Eligibility: To be considered for this program, request should be made through your primary care provider.
Skilled Home Health Care
Skilled Home Health is health care services that can be provided to Veterans if they live far away from VA. The care is delivered by a community-based home health agency that has a contract with VA.
The program is for Veterans who need skilled services such as: skilled nursing, case management, physical therapy, occupational therapy, speech therapy, wound care, or IV antibiotics. Skilled Home Health Care can be used in combination with other Home and Community Based Services.
Eligibility: In order to receive this benefit, the veteran will need at least one of the following: intermittent, short-term, or long-term skilled nursing assessment, teaching, treatment services, or monitoring; intermittent, short-term, or transitional rehabilitative therapies, such as physical therapy, speech, and language pathology services, and occupational therapy; or intermittent, short-term, or transitional social work services.

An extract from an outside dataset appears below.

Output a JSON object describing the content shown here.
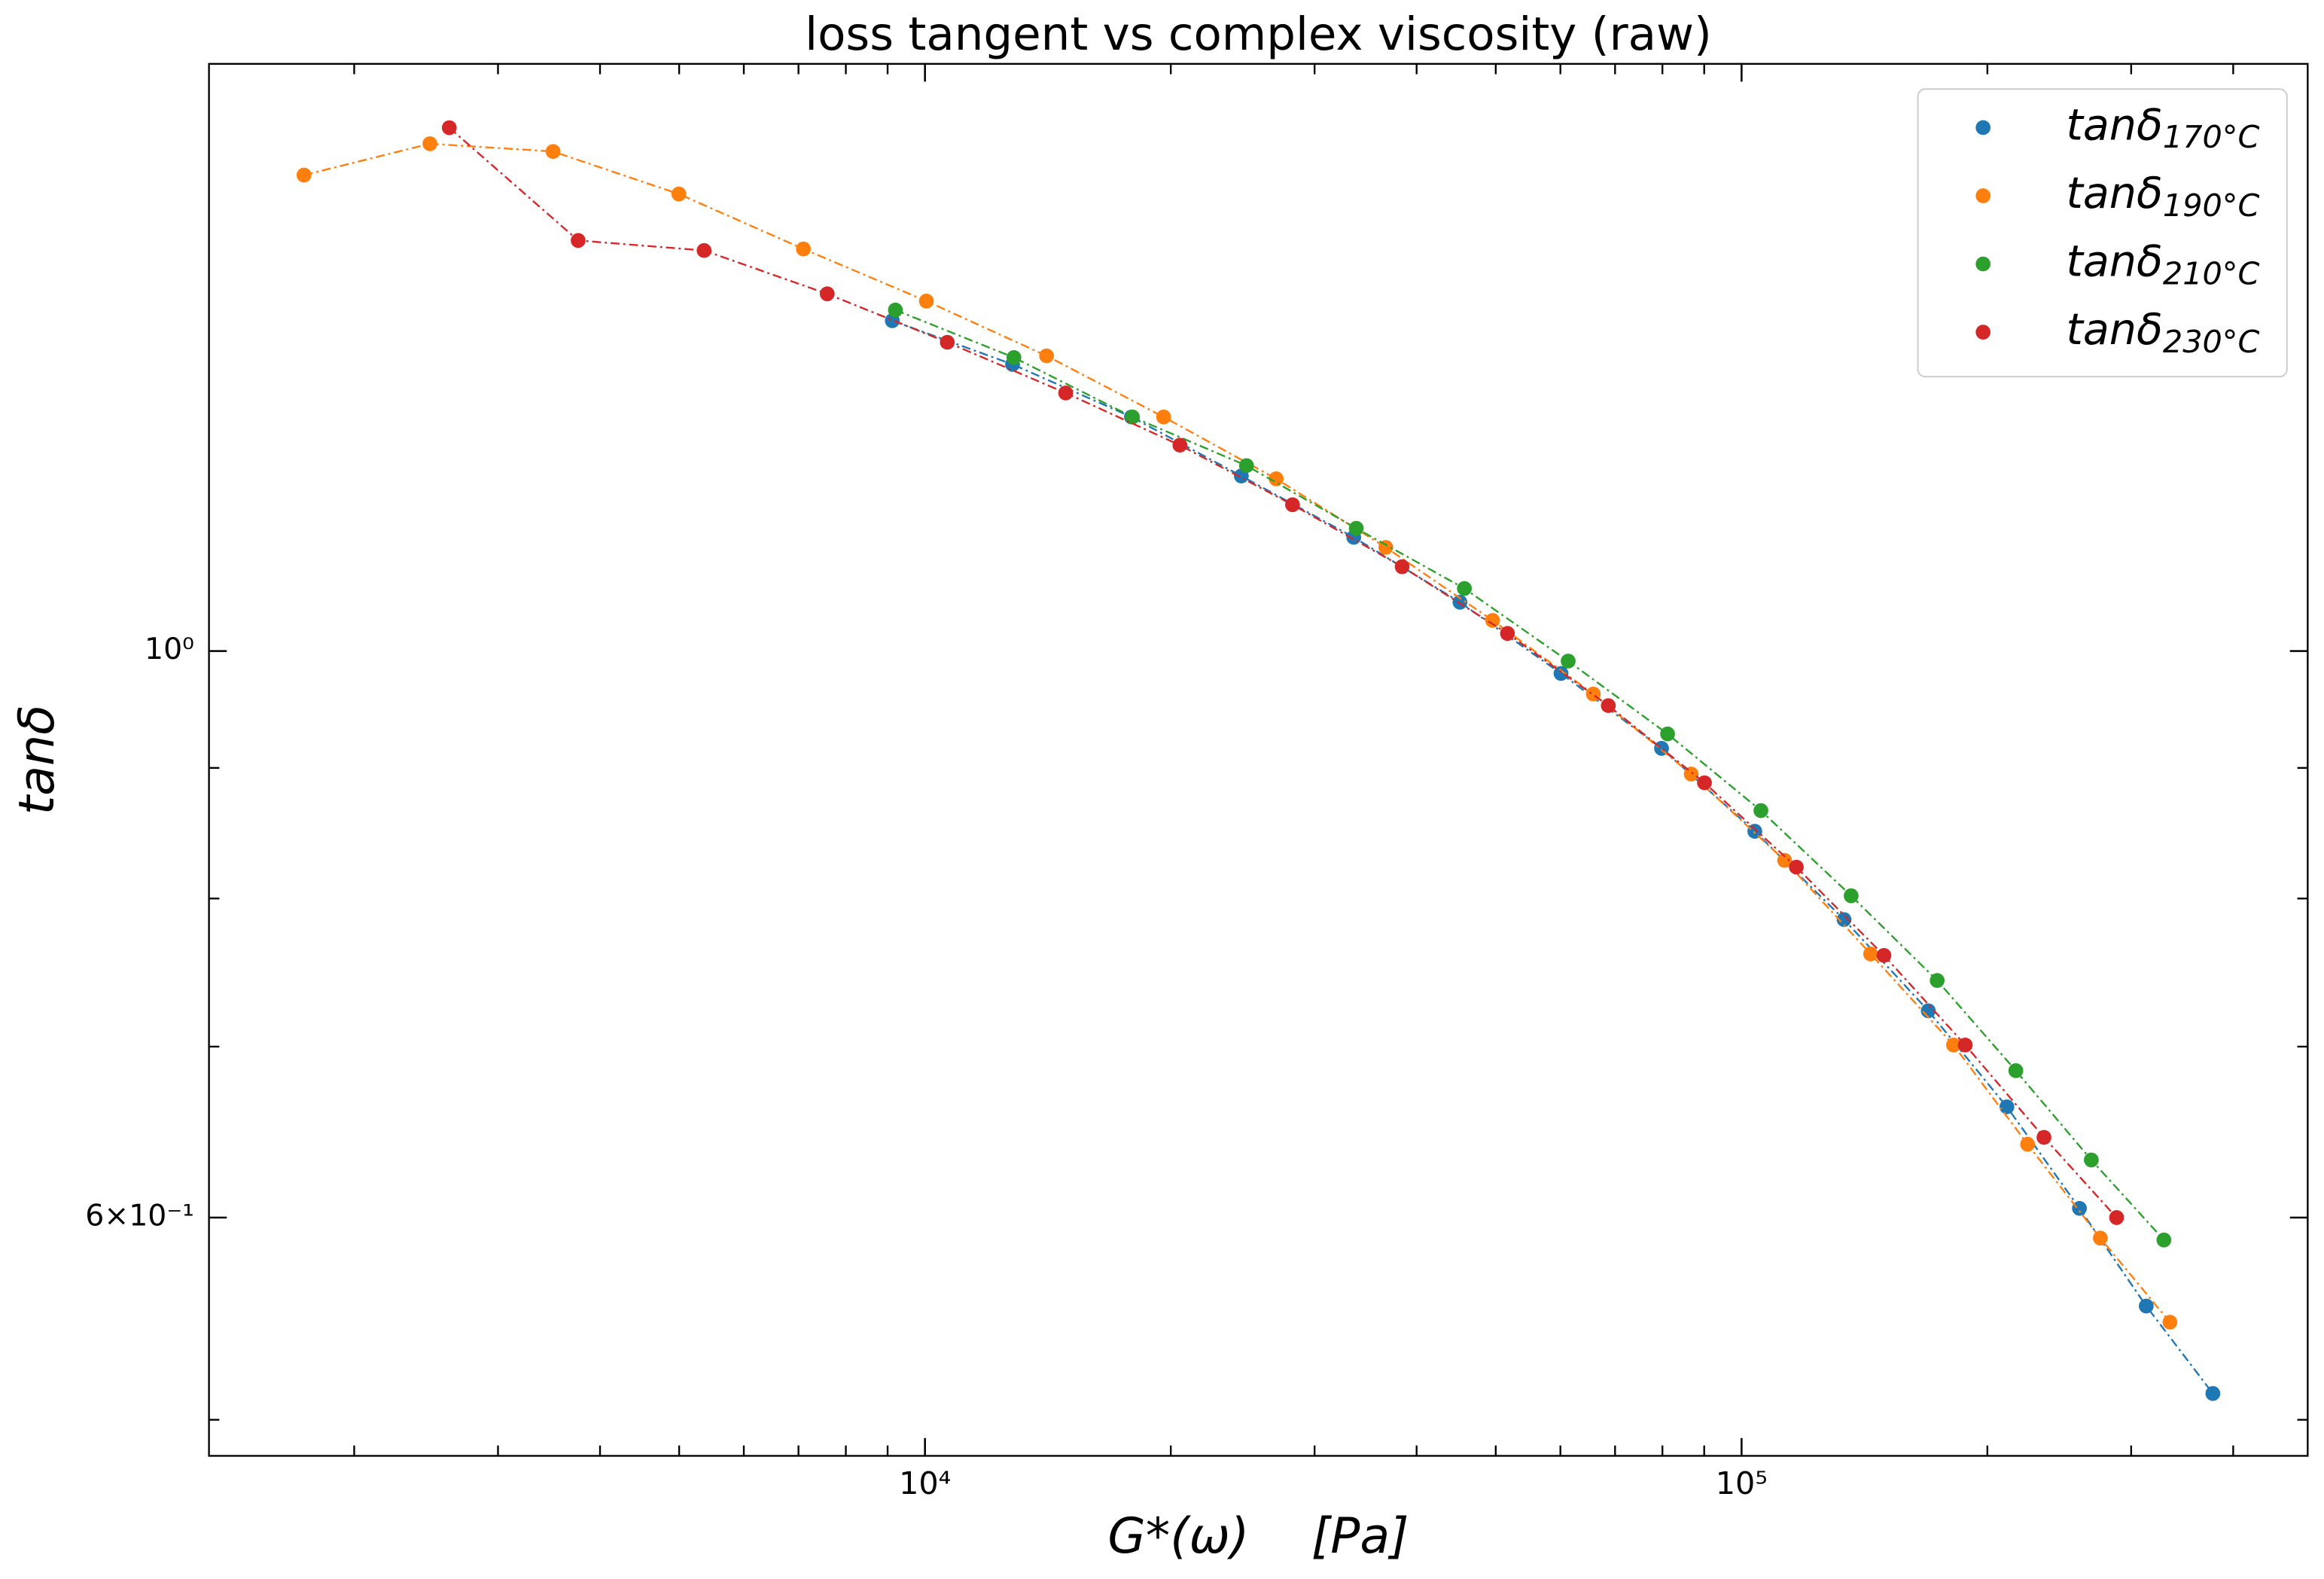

Adult Day Health Care (ADHC)
Adult Day Health Care is a program Veterans can go to during the day for social activities, peer support, companionship, and recreation.
The program is for Veterans who need help with activities of daily living (ADLs). Examples include help with bathing, dressing, or fixing meals. This program is also for Veterans who are isolated or their caregiver is experiencing burden. Adult Day Health Care can be used in combination with other Home and Community Based Services.
Health services such as care from nurses, therapists, social workers, and others may also be available. Adult Day Health Care can provide respite care for a family caregiver and can also help Veterans and their caregiver gain skills to manage the Veteran’s care at home.
Eligibility: Veterans should meet one or more of the following: (1) dependent in three or more ADLs; or (2) experiences significant cognitive impairment; or (3) has two ADL dependencies and has two or more of the following conditions: (a) dependent in three or more instrumental ADLs; (b) recently discharged from a nursing home; (c) 75 years of age or older; (d) a high user of medical services; (e) clinical depression; or (f) lives alone in the community.
Respite care is a program that pays for care for a short time when family caregivers need a break, need to run errands, or need to go out of town for a few days. Respite Care can be helpful to Veterans of all ages, and their caregiver.
Eligibility: The veteran must meet all three of the following requirements: (1) the veteran has a diagnosed chronic disabling illness; (2) the veterans lives at home and requires assistance with ADLs in order to stay at home; and (3)
Medical Foster Care
Medical Foster Homes are private homes in which a trained caregiver provides services to a few individuals. Some, but not all, residents are Veterans. VA inspects and approves all Medical Foster Homes.
A Medical Foster Home can serve as an alternative to a nursing home. It may be appropriate for Veterans who require nursing home care but prefer a non-institutional setting with fewer residents.
Eligibility: To be eligible for a Medical Foster Home you need to be enrolled in Home Based Primary Care, and a Home needs to be available. The veteran must meet the nursing home level of care. The veteran must also: (1) be unable to live independently due to functional, cognitive, and/or psychological impairment, and (2) have complex medical conditions requiring care from a VA home health care team.